Les deux principales pierres d’achoppement sont connues. D’une part, l’UE exige que la Suisse reprenne automatiquement l’évolution de l’acquis communautaire touché par chaque accord bilatéral, ce à quoi la Suisse se refuse. Celleci souhaite d’abord participer à l’élaboration de ce droit, puis ensuite avoir la garantie de pouvoir consulter le peuple.
D’autre part, l’Union exige le parallélisme de l’avancement des dossiers. Elle se bat depuis février 2007 contre les régimes fiscaux cantonaux accordant des privilèges aux holdings étrangères considérés comme des «aides d’Etat». Le Conseil fédéral a finalement concédé un «dialogue» sur ce sujet, lequel n’a jusqu’ici pas abouti à une solution concrète.

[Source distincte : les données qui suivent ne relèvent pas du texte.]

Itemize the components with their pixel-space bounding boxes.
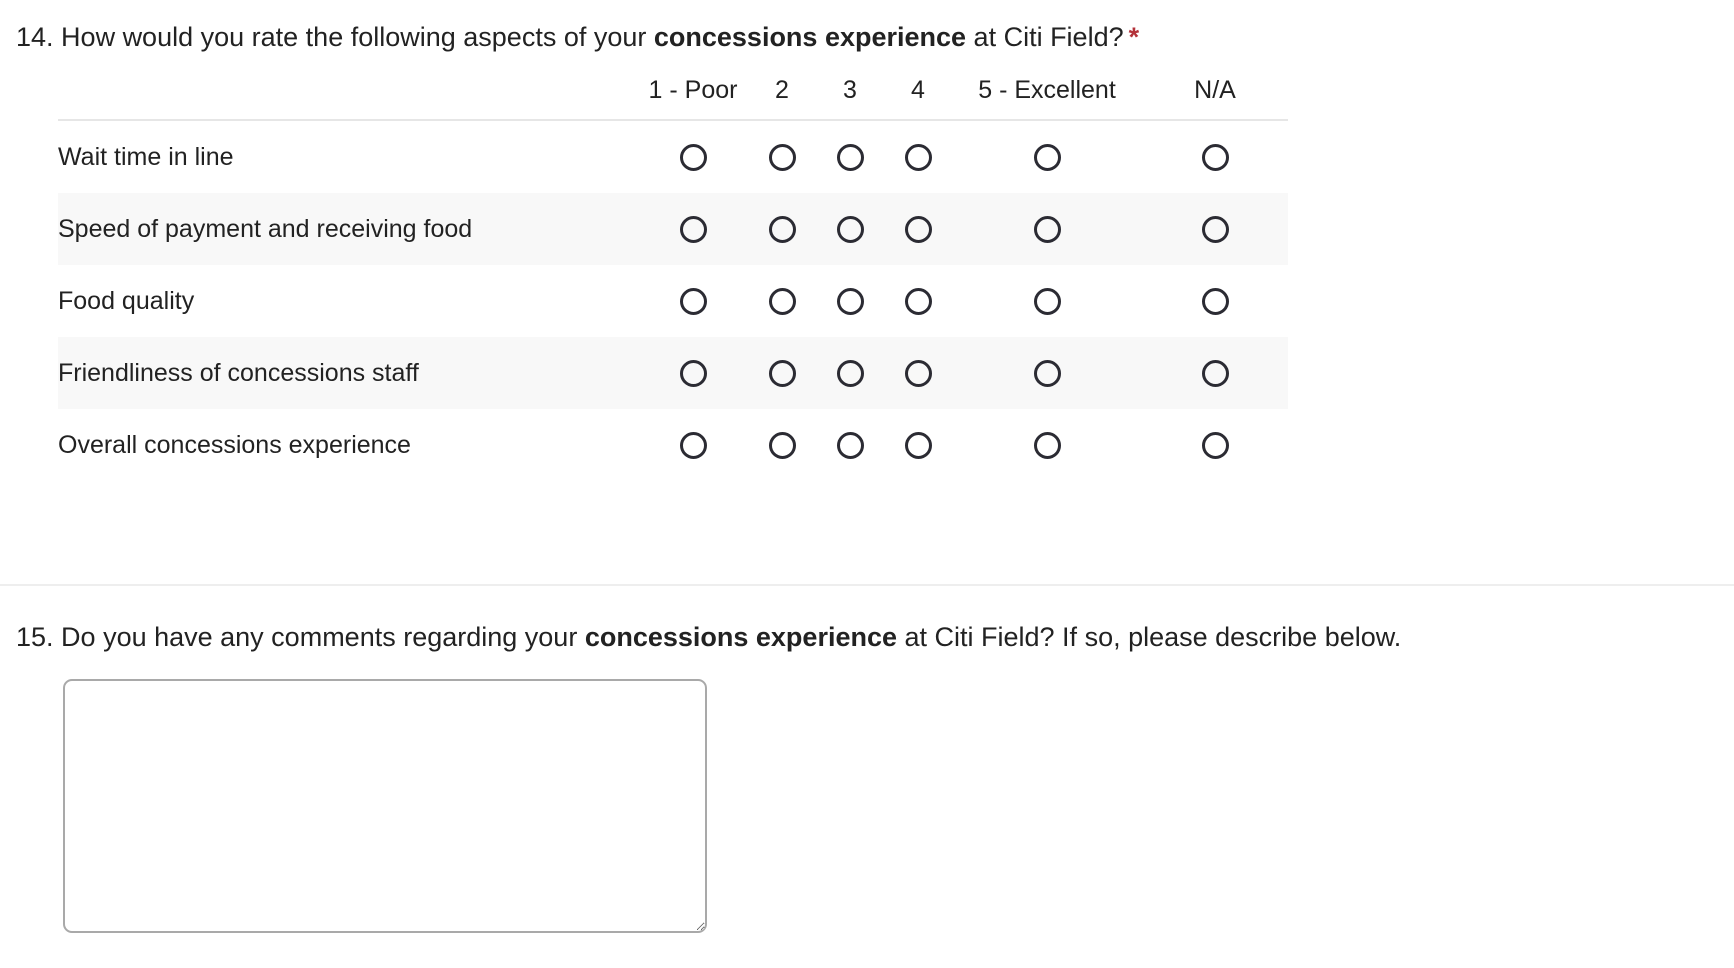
cell-overall-experience-1[interactable] (638, 409, 748, 481)
cell-speed-of-payment-na[interactable] (1142, 193, 1288, 265)
radio-overall-experience-3[interactable] (836, 431, 864, 459)
radio-friendliness-of-staff-3[interactable] (836, 359, 864, 387)
question-14-text-after: at Citi Field? (966, 22, 1124, 52)
cell-speed-of-payment-5[interactable] (952, 193, 1142, 265)
radio-wait-time-in-line-3[interactable] (836, 143, 864, 171)
required-asterisk: * (1128, 22, 1140, 52)
row-label-header (58, 76, 638, 121)
radio-overall-experience-1[interactable] (679, 431, 707, 459)
cell-speed-of-payment-2[interactable] (748, 193, 816, 265)
table-header-row: 1 - Poor 2 3 4 5 - Excellent N/A (58, 76, 1288, 121)
question-14-bold-text: concessions experience (653, 22, 967, 52)
radio-overall-experience-na[interactable] (1201, 431, 1229, 459)
cell-food-quality-3[interactable] (816, 265, 884, 337)
cell-overall-experience-3[interactable] (816, 409, 884, 481)
cell-wait-time-in-line-3[interactable] (816, 120, 884, 193)
cell-wait-time-in-line-na[interactable] (1142, 120, 1288, 193)
question-15-bold-text: concessions experience (584, 622, 897, 652)
cell-friendliness-of-staff-4[interactable] (884, 337, 952, 409)
comments-textarea[interactable] (63, 679, 707, 933)
radio-friendliness-of-staff-1[interactable] (679, 359, 707, 387)
column-header-na: N/A (1142, 76, 1288, 121)
question-15-text-after: at Citi Field? If so, please describe be… (897, 622, 1402, 652)
row-label-overall-experience: Overall concessions experience (58, 430, 411, 459)
cell-food-quality-na[interactable] (1142, 265, 1288, 337)
cell-food-quality-1[interactable] (638, 265, 748, 337)
radio-overall-experience-5[interactable] (1033, 431, 1061, 459)
row-label-speed-of-payment: Speed of payment and receiving food (58, 193, 638, 265)
radio-wait-time-in-line-1[interactable] (679, 143, 707, 171)
table-row: Overall concessions experience (58, 409, 1288, 481)
cell-friendliness-of-staff-na[interactable] (1142, 337, 1288, 409)
radio-friendliness-of-staff-4[interactable] (904, 359, 932, 387)
cell-speed-of-payment-3[interactable] (816, 193, 884, 265)
survey-page: 14. How would you rate the following asp… (0, 0, 1734, 968)
radio-food-quality-2[interactable] (768, 287, 796, 315)
cell-friendliness-of-staff-5[interactable] (952, 337, 1142, 409)
question-15-label: 15. Do you have any comments regarding y… (16, 620, 1716, 654)
cell-overall-experience-2[interactable] (748, 409, 816, 481)
radio-speed-of-payment-4[interactable] (904, 215, 932, 243)
table-row: Food quality (58, 265, 1288, 337)
cell-food-quality-4[interactable] (884, 265, 952, 337)
column-header-5-excellent: 5 - Excellent (952, 76, 1142, 121)
radio-overall-experience-4[interactable] (904, 431, 932, 459)
question-14-text-before: How would you rate the following aspects… (53, 22, 654, 52)
radio-speed-of-payment-3[interactable] (836, 215, 864, 243)
radio-wait-time-in-line-5[interactable] (1033, 143, 1061, 171)
cell-overall-experience-na[interactable] (1142, 409, 1288, 481)
row-label-wait-time-in-line: Wait time in line (58, 142, 234, 171)
radio-food-quality-5[interactable] (1033, 287, 1061, 315)
column-header-1-poor: 1 - Poor (638, 76, 748, 121)
question-15-text-before: Do you have any comments regarding your (53, 622, 585, 652)
radio-speed-of-payment-2[interactable] (768, 215, 796, 243)
radio-food-quality-4[interactable] (904, 287, 932, 315)
radio-food-quality-3[interactable] (836, 287, 864, 315)
radio-speed-of-payment-1[interactable] (679, 215, 707, 243)
radio-speed-of-payment-5[interactable] (1033, 215, 1061, 243)
cell-friendliness-of-staff-2[interactable] (748, 337, 816, 409)
cell-wait-time-in-line-2[interactable] (748, 120, 816, 193)
cell-wait-time-in-line-4[interactable] (884, 120, 952, 193)
cell-overall-experience-5[interactable] (952, 409, 1142, 481)
radio-friendliness-of-staff-5[interactable] (1033, 359, 1061, 387)
radio-friendliness-of-staff-2[interactable] (768, 359, 796, 387)
cell-wait-time-in-line-1[interactable] (638, 120, 748, 193)
cell-speed-of-payment-4[interactable] (884, 193, 952, 265)
rating-table: 1 - Poor 2 3 4 5 - Excellent N/A Wait ti… (58, 76, 1288, 481)
cell-food-quality-2[interactable] (748, 265, 816, 337)
cell-wait-time-in-line-5[interactable] (952, 120, 1142, 193)
cell-friendliness-of-staff-1[interactable] (638, 337, 748, 409)
row-label-friendliness-of-staff: Friendliness of concessions staff (58, 337, 638, 409)
section-divider (0, 584, 1734, 586)
radio-wait-time-in-line-4[interactable] (904, 143, 932, 171)
radio-food-quality-1[interactable] (679, 287, 707, 315)
radio-overall-experience-2[interactable] (768, 431, 796, 459)
radio-friendliness-of-staff-na[interactable] (1201, 359, 1229, 387)
table-row: Friendliness of concessions staff (58, 337, 1288, 409)
column-header-3: 3 (816, 76, 884, 121)
cell-food-quality-5[interactable] (952, 265, 1142, 337)
question-14-label: 14. How would you rate the following asp… (16, 20, 1716, 54)
table-row: Wait time in line (58, 120, 1288, 193)
radio-wait-time-in-line-na[interactable] (1201, 143, 1229, 171)
question-14-number: 14. (16, 22, 54, 52)
row-label-food-quality: Food quality (58, 286, 195, 315)
cell-speed-of-payment-1[interactable] (638, 193, 748, 265)
cell-friendliness-of-staff-3[interactable] (816, 337, 884, 409)
question-15-block: 15. Do you have any comments regarding y… (16, 620, 1716, 654)
column-header-4: 4 (884, 76, 952, 121)
radio-food-quality-na[interactable] (1201, 287, 1229, 315)
table-body: Wait time in line Speed of payment and r… (58, 120, 1288, 481)
table-row: Speed of payment and receiving food (58, 193, 1288, 265)
table-header: 1 - Poor 2 3 4 5 - Excellent N/A (58, 76, 1288, 121)
radio-speed-of-payment-na[interactable] (1201, 215, 1229, 243)
concessions-rating-matrix: 1 - Poor 2 3 4 5 - Excellent N/A Wait ti… (58, 76, 1288, 481)
cell-overall-experience-4[interactable] (884, 409, 952, 481)
question-14-block: 14. How would you rate the following asp… (16, 20, 1716, 54)
question-15-number: 15. (16, 622, 54, 652)
comment-field-wrapper (63, 679, 707, 933)
radio-wait-time-in-line-2[interactable] (768, 143, 796, 171)
column-header-2: 2 (748, 76, 816, 121)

Le ton est donc encore monté d’un cran du côté de Bruxelles, ainsi que le montre le projet de conclusion du Conseil des ministres, que celui-ci doit en principe approuver le 13 décembre prochain. En 2008 déjà, dans un premier rapport, l’UE avait averti Berne poliment qu’elle ne voyait plus un grand avenir dans la voie bilatérale.
«Le ton est cette fois beaucoup plus dur qu’en 2008. Ce texte contient des admonestations absentes à l’époque», note l’avocat d’affaires à Bruxelles Jean Russotto. En clair, l’UE ne parle plus de poursuivre le dialogue sur les régimes fiscaux cantonaux, mais il réclame carrément leur «abolition».
Echéances électorales. Tout le monde aura compris que le Conseil fédéral temporise en attendant que soient passées les élections fédérales de 2011. Ce faisant, il irrite de plus en plus Bruxelles.
«En quelques jours, l’UE vient de nous adresser plusieurs messages très forts laissant apparaître un blocage de nos relations. Et nous faisons comme si Bruxelles n’existait pas», s’inquiète l’ex-diplomate Raymond Loretan: «Il est grand temps que notre gouvernement, mais aussi les partis, disent la vérité sur la question européenne, indépendamment des échéances électorales qui les tétanisent.»
On n’en prend pas le chemin avec le lancement d’une initiative de «citoyens» zurichois, proches de l’UDC et du Parti radical, qui veulent un moratoire de dix ans sur toute négociation d’adhésion.